La guerre affectera profondément les conditions de la classe ouvrière américaine et internationale. En ce début de XXIe siècle, l’impérialisme menace l’humanité de répéter, à une échelle plus horrible, les tragédies du XXe siècle. Plus que jamais, l’impérialisme et ses déprédations rendent nécessaire l’unité internationale de la classe ouvrière et la lutte pour le socialisme.

L’Histoire a confirmé pleinement ces avertissements au cours des 20 dernières années où l’impérialisme américain a mené de nouvelles guerres et attaques militaires tout aussi criminelles, de l’Irak à la Syrie, en passant par la Libye, la Somalie et le Yémen, tout en érigeant l’échafaudage d’un État policier aux États-Unis mêmes.

S’il existe une profonde hostilité à ces guerres au sein de la population américaine, ces sentiments anti-guerre ont été réprimés et détournés à maintes reprises vers le Parti démocrate. Celui-ci a repris le contrôle des deux chambres du Congrès en 2006 et remporté la présidence de Barack Obama en 2008 sur la base de ces sentiments, pour ensuite poursuivre et étendre les guerres américaines, notamment par le biais du «surge» d’Obama en Afghanistan.

Il reste à voir si le retrait des troupes par Biden signale la fin des quatre décennies de mort et de destruction causés par l’impérialisme américain en Afghanistan. L’armée et les services de renseignement américains sont en train de développer une capacité «au-delà de l’horizon» pour poursuivre bombardements, frappes de drones et interventions des forces spéciales, tandis que le Département d’État cherche de nouvelles bases dans les anciennes républiques soviétiques d’Asie centrale.

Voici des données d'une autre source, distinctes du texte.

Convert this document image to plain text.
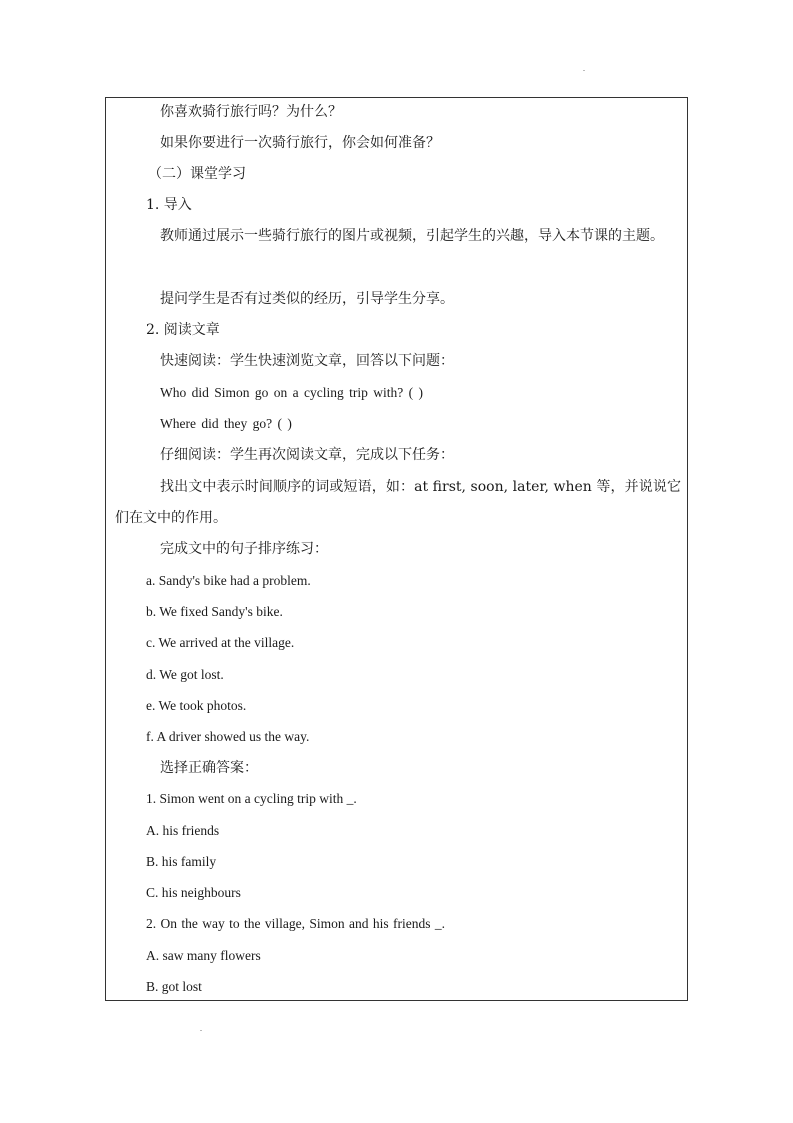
你喜欢骑行旅行吗？为什么？
如果你要进行一次骑行旅行，你会如何准备？
（二）课堂学习
1. 导入
教师通过展示一些骑行旅行的图片或视频，引起学生的兴趣，导入本节课的主题。
提问学生是否有过类似的经历，引导学生分享。
2. 阅读文章
快速阅读：学生快速浏览文章，回答以下问题：
Who did Simon go on a cycling trip with? ( )
Where did they go? ( )
仔细阅读：学生再次阅读文章，完成以下任务：
找出文中表示时间顺序的词或短语，如：at first, soon, later, when 等，并说说它们在文中的作用。
完成文中的句子排序练习：
a. Sandy's bike had a problem.
b. We fixed Sandy's bike.
c. We arrived at the village.
d. We got lost.
e. We took photos.
f. A driver showed us the way.
选择正确答案：
1. Simon went on a cycling trip with _.
A. his friends
B. his family
C. his neighbours
2. On the way to the village, Simon and his friends _.
A. saw many flowers
B. got lost
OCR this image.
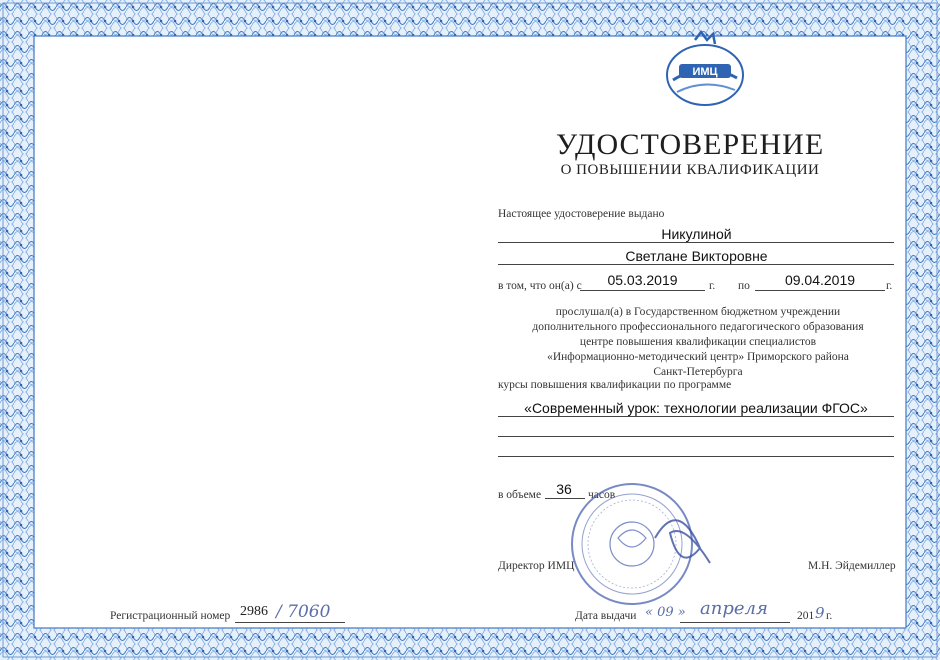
ИМЦ
УДОСТОВЕРЕНИЕ
О ПОВЫШЕНИИ КВАЛИФИКАЦИИ
Настоящее удостоверение выдано
Никулиной
Светлане Викторовне
в том, что он(а) с	05.03.2019	г. по	09.04.2019	г.
прослушал(а) в Государственном бюджетном учреждении
дополнительного профессионального педагогического образования
центре повышения квалификации специалистов
«Информационно-методический центр» Приморского района
Санкт-Петербурга
курсы повышения квалификации по программе
«Современный урок: технологии реализации ФГОС»
в объеме	36	часов
Директор ИМЦ	М.Н. Эйдемиллер
Регистрационный номер 2986 / 7060	Дата выдачи « 09 » апреля	201 9 г.
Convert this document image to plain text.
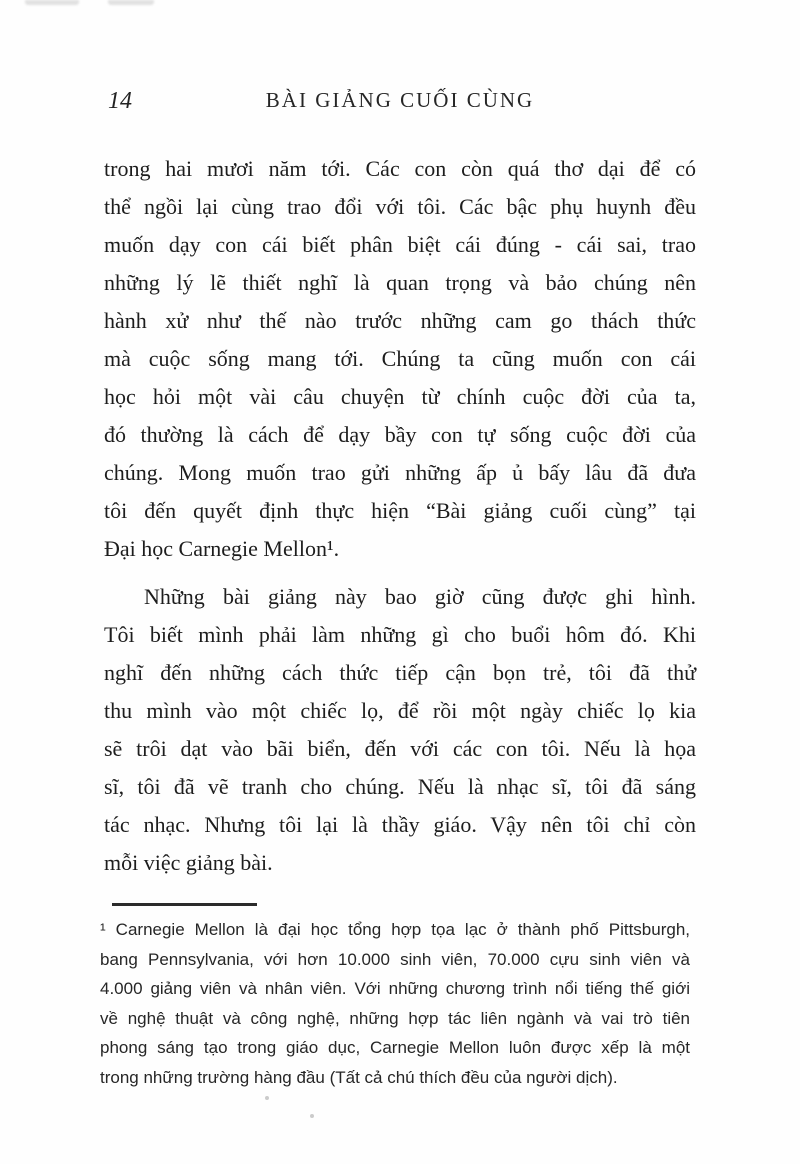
14	BÀI GIẢNG CUỐI CÙNG
trong hai mươi năm tới. Các con còn quá thơ dại để có
thể ngồi lại cùng trao đổi với tôi. Các bậc phụ huynh đều
muốn dạy con cái biết phân biệt cái đúng - cái sai, trao
những lý lẽ thiết nghĩ là quan trọng và bảo chúng nên
hành xử như thế nào trước những cam go thách thức
mà cuộc sống mang tới. Chúng ta cũng muốn con cái
học hỏi một vài câu chuyện từ chính cuộc đời của ta,
đó thường là cách để dạy bầy con tự sống cuộc đời của
chúng. Mong muốn trao gửi những ấp ủ bấy lâu đã đưa
tôi đến quyết định thực hiện “Bài giảng cuối cùng” tại
Đại học Carnegie Mellon¹.
Những bài giảng này bao giờ cũng được ghi hình.
Tôi biết mình phải làm những gì cho buổi hôm đó. Khi
nghĩ đến những cách thức tiếp cận bọn trẻ, tôi đã thử
thu mình vào một chiếc lọ, để rồi một ngày chiếc lọ kia
sẽ trôi dạt vào bãi biển, đến với các con tôi. Nếu là họa
sĩ, tôi đã vẽ tranh cho chúng. Nếu là nhạc sĩ, tôi đã sáng
tác nhạc. Nhưng tôi lại là thầy giáo. Vậy nên tôi chỉ còn
mỗi việc giảng bài.
¹ Carnegie Mellon là đại học tổng hợp tọa lạc ở thành phố Pittsburgh,
bang Pennsylvania, với hơn 10.000 sinh viên, 70.000 cựu sinh viên và
4.000 giảng viên và nhân viên. Với những chương trình nổi tiếng thế giới
về nghệ thuật và công nghệ, những hợp tác liên ngành và vai trò tiên
phong sáng tạo trong giáo dục, Carnegie Mellon luôn được xếp là một
trong những trường hàng đầu (Tất cả chú thích đều của người dịch).
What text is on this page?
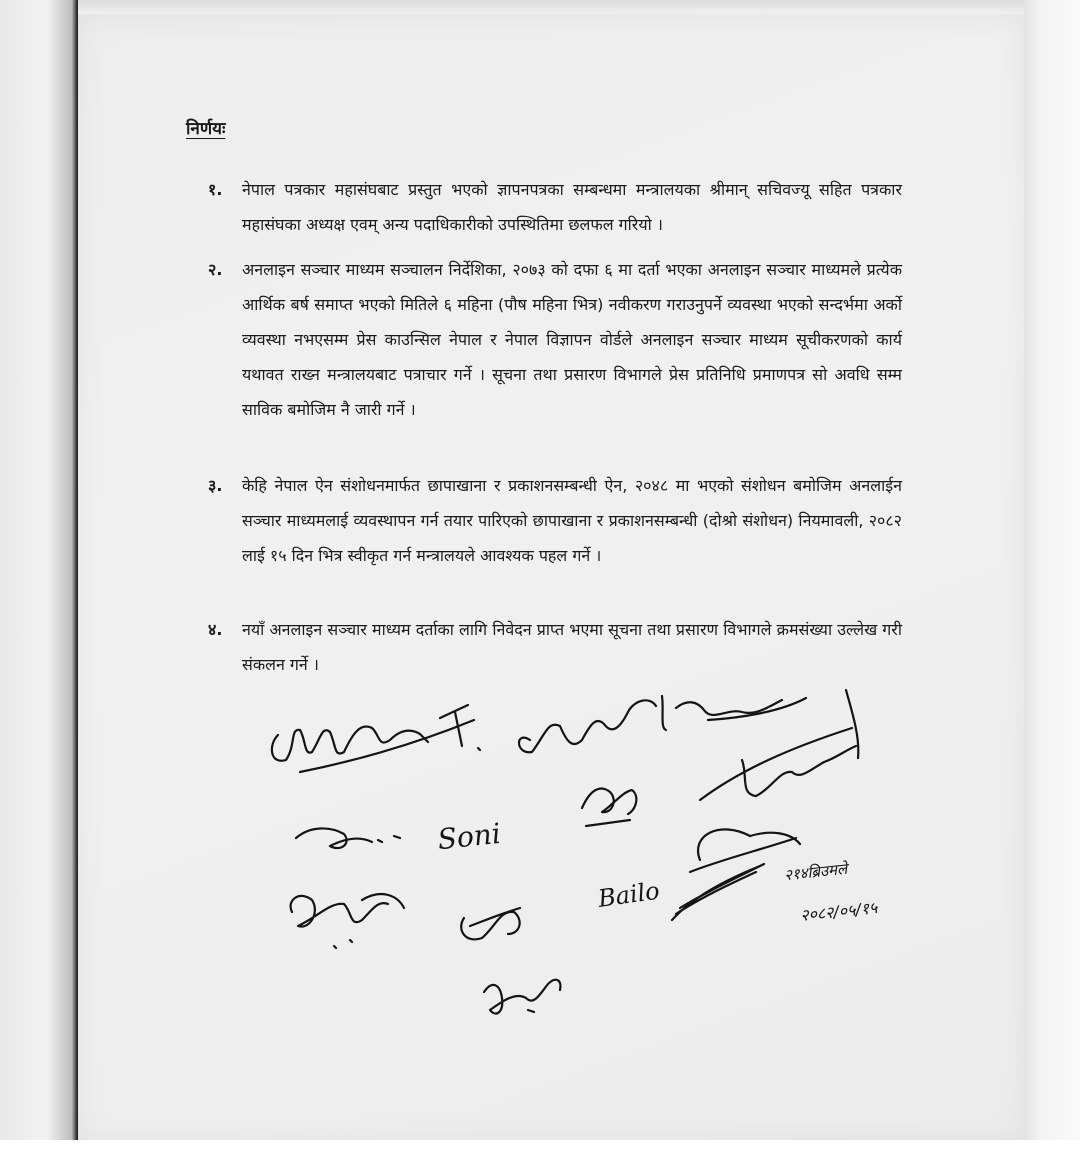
निर्णयः
१.	नेपाल पत्रकार महासंघबाट प्रस्तुत भएको ज्ञापनपत्रका सम्बन्धमा मन्त्रालयका श्रीमान् सचिवज्यू सहित पत्रकार महासंघका अध्यक्ष एवम् अन्य पदाधिकारीको उपस्थितिमा छलफल गरियो ।
२.	अनलाइन सञ्चार माध्यम सञ्चालन निर्देशिका, २०७३ को दफा ६ मा दर्ता भएका अनलाइन सञ्चार माध्यमले प्रत्येक आर्थिक बर्ष समाप्त भएको मितिले ६ महिना (पौष महिना भित्र) नवीकरण गराउनुपर्ने व्यवस्था भएको सन्दर्भमा अर्को व्यवस्था नभएसम्म प्रेस काउन्सिल नेपाल र नेपाल विज्ञापन वोर्डले अनलाइन सञ्चार माध्यम सूचीकरणको कार्य यथावत राख्न मन्त्रालयबाट पत्राचार गर्ने । सूचना तथा प्रसारण विभागले प्रेस प्रतिनिधि प्रमाणपत्र सो अवधि सम्म साविक बमोजिम नै जारी गर्ने ।
३.	केहि नेपाल ऐन संशोधनमार्फत छापाखाना र प्रकाशनसम्बन्धी ऐन, २०४८ मा भएको संशोधन बमोजिम अनलाईन सञ्चार माध्यमलाई व्यवस्थापन गर्न तयार पारिएको छापाखाना र प्रकाशनसम्बन्धी (दोश्रो संशोधन) नियमावली, २०८२ लाई १५ दिन भित्र स्वीकृत गर्न मन्त्रालयले आवश्यक पहल गर्ने ।
४.	नयाँ अनलाइन सञ्चार माध्यम दर्ताका लागि निवेदन प्राप्त भएमा सूचना तथा प्रसारण विभागले क्रमसंख्या उल्लेख गरी संकलन गर्ने ।
Soni
Bailo
२१४ब्रिउमले
२०८२/०५/१५
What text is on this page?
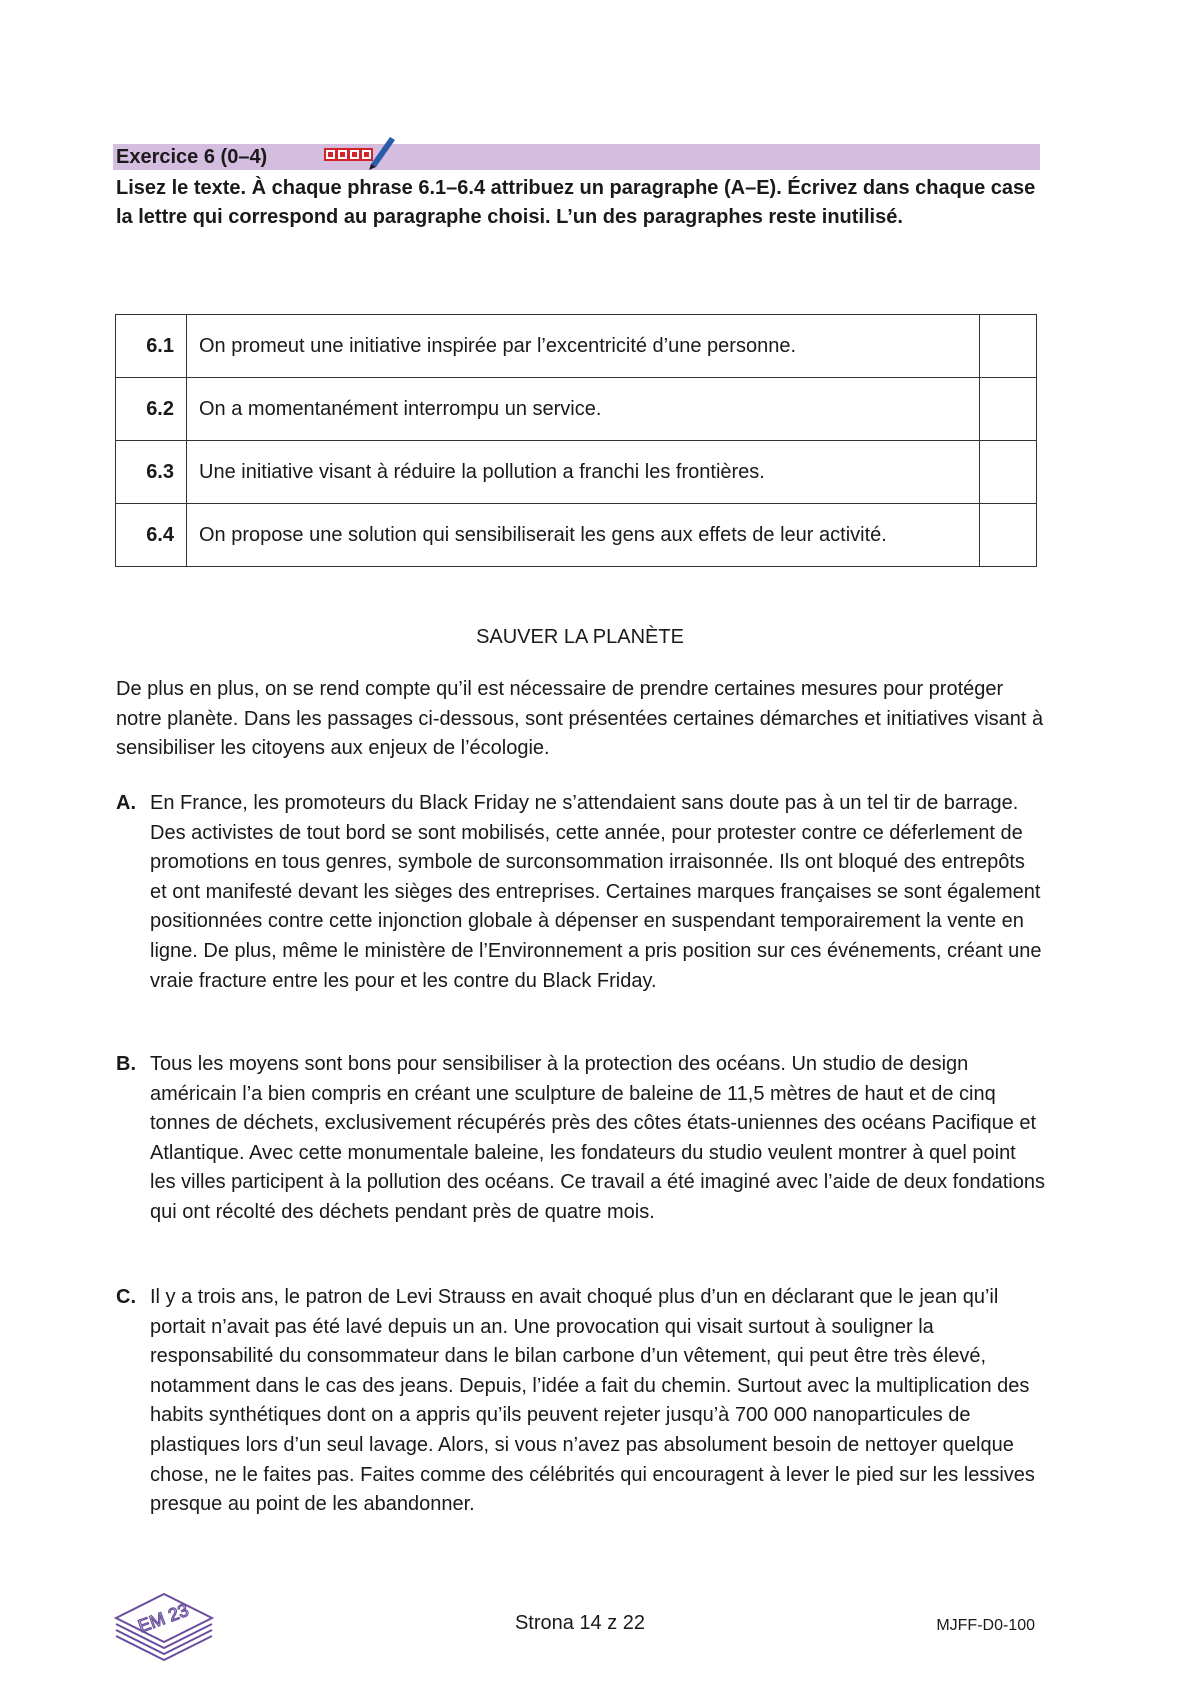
Exercice 6 (0–4)
Lisez le texte. À chaque phrase 6.1–6.4 attribuez un paragraphe (A–E). Écrivez dans chaque case la lettre qui correspond au paragraphe choisi. L’un des paragraphes reste inutilisé.
6.1	On promeut une initiative inspirée par l’excentricité d’une personne.	
6.2	On a momentanément interrompu un service.	
6.3	Une initiative visant à réduire la pollution a franchi les frontières.	
6.4	On propose une solution qui sensibiliserait les gens aux effets de leur activité.	
SAUVER LA PLANÈTE
De plus en plus, on se rend compte qu’il est nécessaire de prendre certaines mesures pour protéger notre planète. Dans les passages ci-dessous, sont présentées certaines démarches et initiatives visant à sensibiliser les citoyens aux enjeux de l’écologie.
A. En France, les promoteurs du Black Friday ne s’attendaient sans doute pas à un tel tir de barrage. Des activistes de tout bord se sont mobilisés, cette année, pour protester contre ce déferlement de promotions en tous genres, symbole de surconsommation irraisonnée. Ils ont bloqué des entrepôts et ont manifesté devant les sièges des entreprises. Certaines marques françaises se sont également positionnées contre cette injonction globale à dépenser en suspendant temporairement la vente en ligne. De plus, même le ministère de l’Environnement a pris position sur ces événements, créant une vraie fracture entre les pour et les contre du Black Friday.
B. Tous les moyens sont bons pour sensibiliser à la protection des océans. Un studio de design américain l’a bien compris en créant une sculpture de baleine de 11,5 mètres de haut et de cinq tonnes de déchets, exclusivement récupérés près des côtes états-uniennes des océans Pacifique et Atlantique. Avec cette monumentale baleine, les fondateurs du studio veulent montrer à quel point les villes participent à la pollution des océans. Ce travail a été imaginé avec l’aide de deux fondations qui ont récolté des déchets pendant près de quatre mois.
C. Il y a trois ans, le patron de Levi Strauss en avait choqué plus d’un en déclarant que le jean qu’il portait n’avait pas été lavé depuis un an. Une provocation qui visait surtout à souligner la responsabilité du consommateur dans le bilan carbone d’un vêtement, qui peut être très élevé, notamment dans le cas des jeans. Depuis, l’idée a fait du chemin. Surtout avec la multiplication des habits synthétiques dont on a appris qu’ils peuvent rejeter jusqu’à 700 000 nanoparticules de plastiques lors d’un seul lavage. Alors, si vous n’avez pas absolument besoin de nettoyer quelque chose, ne le faites pas. Faites comme des célébrités qui encouragent à lever le pied sur les lessives presque au point de les abandonner.
EM 23	Strona 14 z 22	MJFF-D0-100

La tentative de Biden et Trump de mettre fin à l’occupation militaire américaine de l’Afghanistan est liée aux préparatifs d’une éruption bien plus dangereuse du militarisme américain. Washington réoriente sa stratégie mondiale de la «guerre contre le terrorisme» vers les préparatifs de guerre contre les «grandes puissances» rivales, en premier lieu les puissances nucléaires Chine et Russie.

Garantir que soit finie la guerre de 20 ans en Afghanistan et stopper l’éruption de nouvelles guerres encore plus catastrophiques nécessite la mobilisation politique indépendante de la classe ouvrière aux États-Unis et l’unification de ses luttes montantes avec celles des travailleurs d’Asie, du Moyen-Orient, d’Europe et du reste du monde dans un mouvement socialiste anti-guerre. Sans l’intervention révolutionnaire de la classe ouvrière, la menace d’une troisième guerre mondiale nucléaire ne fera que croître.